The internship involved preparing a series of case studies for our INTO Cambridge 2015 conference. Highlights of Katie’s time with us included volunteering at Avebury for the Summer Solstice (and seeing the sun rise at Stonehenge). Visiting the Czech National Trust team. And participating in the PAI Heritage, Culture and Tourism training programme. She blogged about her time with us here.
Katie’s first position at the Preservation Foundation also included running their education programme. So, it was wonderful to visit their Little Red Schoolhouse with the former Director of Education! And hear first-hand, from an experienced ‘schoolmarm’, how the programme works. There is actually a really good teachers’ manual on their website here. The Little Red Schoolhouse welcomes over 6,000 children a year.
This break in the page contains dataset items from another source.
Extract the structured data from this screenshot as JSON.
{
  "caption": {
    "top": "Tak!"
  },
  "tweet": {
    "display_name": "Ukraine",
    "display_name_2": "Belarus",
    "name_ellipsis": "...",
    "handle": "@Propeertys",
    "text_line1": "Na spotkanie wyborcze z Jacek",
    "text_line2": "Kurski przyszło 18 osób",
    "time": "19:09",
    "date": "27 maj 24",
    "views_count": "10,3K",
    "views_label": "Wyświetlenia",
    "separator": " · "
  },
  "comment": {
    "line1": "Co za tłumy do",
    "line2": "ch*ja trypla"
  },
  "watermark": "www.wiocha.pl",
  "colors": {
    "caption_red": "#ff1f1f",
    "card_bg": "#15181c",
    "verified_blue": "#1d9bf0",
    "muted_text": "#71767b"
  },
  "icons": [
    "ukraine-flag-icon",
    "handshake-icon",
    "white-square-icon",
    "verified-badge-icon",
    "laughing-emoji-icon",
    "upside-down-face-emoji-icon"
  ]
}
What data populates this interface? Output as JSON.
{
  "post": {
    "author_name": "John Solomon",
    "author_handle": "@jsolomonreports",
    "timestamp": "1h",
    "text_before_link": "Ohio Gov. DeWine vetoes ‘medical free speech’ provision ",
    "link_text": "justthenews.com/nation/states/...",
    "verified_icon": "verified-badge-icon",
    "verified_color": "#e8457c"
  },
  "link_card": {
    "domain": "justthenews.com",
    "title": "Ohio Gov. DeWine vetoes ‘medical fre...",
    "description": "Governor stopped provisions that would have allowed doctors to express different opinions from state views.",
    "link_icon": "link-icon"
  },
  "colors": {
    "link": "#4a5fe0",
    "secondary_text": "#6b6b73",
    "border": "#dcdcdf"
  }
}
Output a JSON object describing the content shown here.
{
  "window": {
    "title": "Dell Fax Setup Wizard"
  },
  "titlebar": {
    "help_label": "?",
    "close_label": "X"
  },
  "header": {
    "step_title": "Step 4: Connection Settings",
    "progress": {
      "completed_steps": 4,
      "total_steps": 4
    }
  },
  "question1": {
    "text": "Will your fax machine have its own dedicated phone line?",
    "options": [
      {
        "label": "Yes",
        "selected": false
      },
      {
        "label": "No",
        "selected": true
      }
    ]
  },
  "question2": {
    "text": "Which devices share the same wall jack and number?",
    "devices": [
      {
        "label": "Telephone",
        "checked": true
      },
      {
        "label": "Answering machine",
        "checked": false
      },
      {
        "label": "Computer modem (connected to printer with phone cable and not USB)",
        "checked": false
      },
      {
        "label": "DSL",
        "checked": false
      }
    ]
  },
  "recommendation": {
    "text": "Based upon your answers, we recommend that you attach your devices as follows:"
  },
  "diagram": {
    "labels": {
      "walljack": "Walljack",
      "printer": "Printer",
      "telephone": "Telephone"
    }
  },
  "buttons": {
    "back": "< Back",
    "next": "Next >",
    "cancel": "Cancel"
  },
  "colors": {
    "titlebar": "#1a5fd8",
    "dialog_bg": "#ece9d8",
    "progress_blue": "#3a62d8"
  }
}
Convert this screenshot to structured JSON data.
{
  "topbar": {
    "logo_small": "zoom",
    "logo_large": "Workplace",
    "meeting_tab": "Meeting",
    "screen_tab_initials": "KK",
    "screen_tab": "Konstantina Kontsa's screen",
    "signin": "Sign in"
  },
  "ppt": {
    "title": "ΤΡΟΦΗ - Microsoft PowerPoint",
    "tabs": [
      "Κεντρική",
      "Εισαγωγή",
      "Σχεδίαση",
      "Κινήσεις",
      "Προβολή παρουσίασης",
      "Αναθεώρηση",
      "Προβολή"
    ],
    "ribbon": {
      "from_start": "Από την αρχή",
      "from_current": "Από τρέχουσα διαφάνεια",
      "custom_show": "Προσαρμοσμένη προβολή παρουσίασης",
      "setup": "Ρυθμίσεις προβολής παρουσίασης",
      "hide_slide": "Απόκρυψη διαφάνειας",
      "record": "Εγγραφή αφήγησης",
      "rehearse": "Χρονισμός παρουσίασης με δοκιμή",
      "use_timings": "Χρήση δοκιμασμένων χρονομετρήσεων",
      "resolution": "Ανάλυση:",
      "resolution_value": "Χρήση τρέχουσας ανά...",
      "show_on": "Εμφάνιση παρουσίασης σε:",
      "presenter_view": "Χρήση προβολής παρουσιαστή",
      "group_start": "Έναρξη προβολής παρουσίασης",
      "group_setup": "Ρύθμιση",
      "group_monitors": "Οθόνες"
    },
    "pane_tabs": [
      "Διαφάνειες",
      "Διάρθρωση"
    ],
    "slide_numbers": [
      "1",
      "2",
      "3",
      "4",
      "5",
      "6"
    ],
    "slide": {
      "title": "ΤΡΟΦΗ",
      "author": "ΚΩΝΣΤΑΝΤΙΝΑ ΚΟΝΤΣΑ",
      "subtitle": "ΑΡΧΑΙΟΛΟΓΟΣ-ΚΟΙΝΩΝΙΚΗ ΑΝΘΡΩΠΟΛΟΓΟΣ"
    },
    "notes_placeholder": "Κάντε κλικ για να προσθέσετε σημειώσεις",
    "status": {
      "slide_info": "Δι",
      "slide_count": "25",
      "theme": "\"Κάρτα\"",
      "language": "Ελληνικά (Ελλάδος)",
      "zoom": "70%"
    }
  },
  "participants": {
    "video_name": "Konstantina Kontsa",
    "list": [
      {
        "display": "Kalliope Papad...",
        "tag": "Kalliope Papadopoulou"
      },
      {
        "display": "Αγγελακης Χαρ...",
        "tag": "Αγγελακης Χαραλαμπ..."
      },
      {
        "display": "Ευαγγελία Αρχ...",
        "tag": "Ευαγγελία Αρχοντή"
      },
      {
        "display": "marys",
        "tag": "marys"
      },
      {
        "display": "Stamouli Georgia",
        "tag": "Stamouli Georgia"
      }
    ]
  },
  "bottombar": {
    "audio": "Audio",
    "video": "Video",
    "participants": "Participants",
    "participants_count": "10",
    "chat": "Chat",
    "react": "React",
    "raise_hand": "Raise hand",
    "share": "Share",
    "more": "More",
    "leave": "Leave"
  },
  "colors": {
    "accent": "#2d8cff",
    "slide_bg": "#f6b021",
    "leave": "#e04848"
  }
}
It’s a living history experience with each child taking on the identity of one of the pupils from the 1860s. (And playing games like ‘Capture the bacon’!)
She now focusses on programming – hence the kind invitation to lecture. And it was a pleasure to speak about the history of the global National Trust movement to such an interested and well-informed audience. (You can download my speech here. It is based on an article I wrote for a book entitled: ‘Trust, patrimoni artistici e collezioni’ [Trusts, artistic estates and collections], edited by Marta Cenini and published last year.)
Palm Beach is steeped in the history of America’s rich and famous. And yet there seems to be a constant process of renewal. I mentioned in my lecture that in 1955, 1 country house was being demolished every 5 days. Well, it sounds like it was rather like that in Palm Beach too. Most of old estates have been divided up and rebuilt. We even saw a house, built for a Woolworth heiress in the 1940s, which has been cut in half by a new road.
The town is named for all its coconut palms. The story of their arrival runs thus: In 1878, a ship called the Providencia ran aground en route from Trinidad to Cadiz, via Havana. The pioneers helped the crew drink what was left of the cargo of rum. And then planted the coconuts.
In the late 1890s, Henry Flagler, an industrialist from Ohio, took a shine to Florida. He wanted to create a new ‘American Riviera’ and so extended his railroad to Palm Beach and began building large hotels. As well as a beaux-arts home for himself, called Whitehall, which was finished in 1902.
The next stage in the town’s development was the arrival of Addison Mizner in 1918. Mizner transformed Palm Beach with his Mediterranean Revival designs for wealthy clients.
I saw a handful of remarkable old survivors, including the Little Red Schoolhouse, Seagull Cottage and Duck’s Nest. We’ve heard already about the schoolhouse which was retired only a few years after it was built, as it quickly became too small. Then it was used as a garden shed for many years before being rescued by the Gardener’s Society.
Secondly, Seagull Cottage was built in 1886 and lived in by Henry Flagler before he moved into Whitehall. It was eventually moved to the Breakers (hotel) and then in 1982 was slated for demolition. Former Mayor and founder of the Preservation Foundation, Earl E T Smith heard of its plight and stepped in. He purchased it for $1 and paid $80,000 to move it back to its old location near Whitehall. The Preservation Foundation then oversaw the cottage’s renovation.
Lastly, Duck’s Nest, the town’s second oldest home. Built in 1891 by the Maddocks family who have owned it ever since, Ducks’ Nest was sold recently to the owners of a neighbouring house. It is now being renovated.
It was a fascinating couple of days and I really enjoyed learning more about Palm Beach and its Preservation Foundation. The organisation is just about to embark on a new strategic plan. There is greater emphasis on education and how to engage the next generation. The Foundation also plans to build on its successful season of lectures relating to climate change last year. It’s a very real challenge in Palm Beach where a lot of houses are being raised up in response to flooding issues. The Foundation will continue to landmark historic sites but has had less success with historic districts.
Next week, Trudy Coxe of Newport Mansions is on the lecture programme. Moreover, at the end of the month, Katherine Malone-France will be there from the National Trust for Historic Preservation. It will be interesting to hear whether there is any appetite for following in their footsteps. Perhaps taking on some more property? (And/or joining INTO!)
“You should be very proud of everything you’ve done to save and restore the beautiful places and nature, that make Palm Beach so special. And all your work to encourage the community to learn, be moved and inspired by what they see around them.”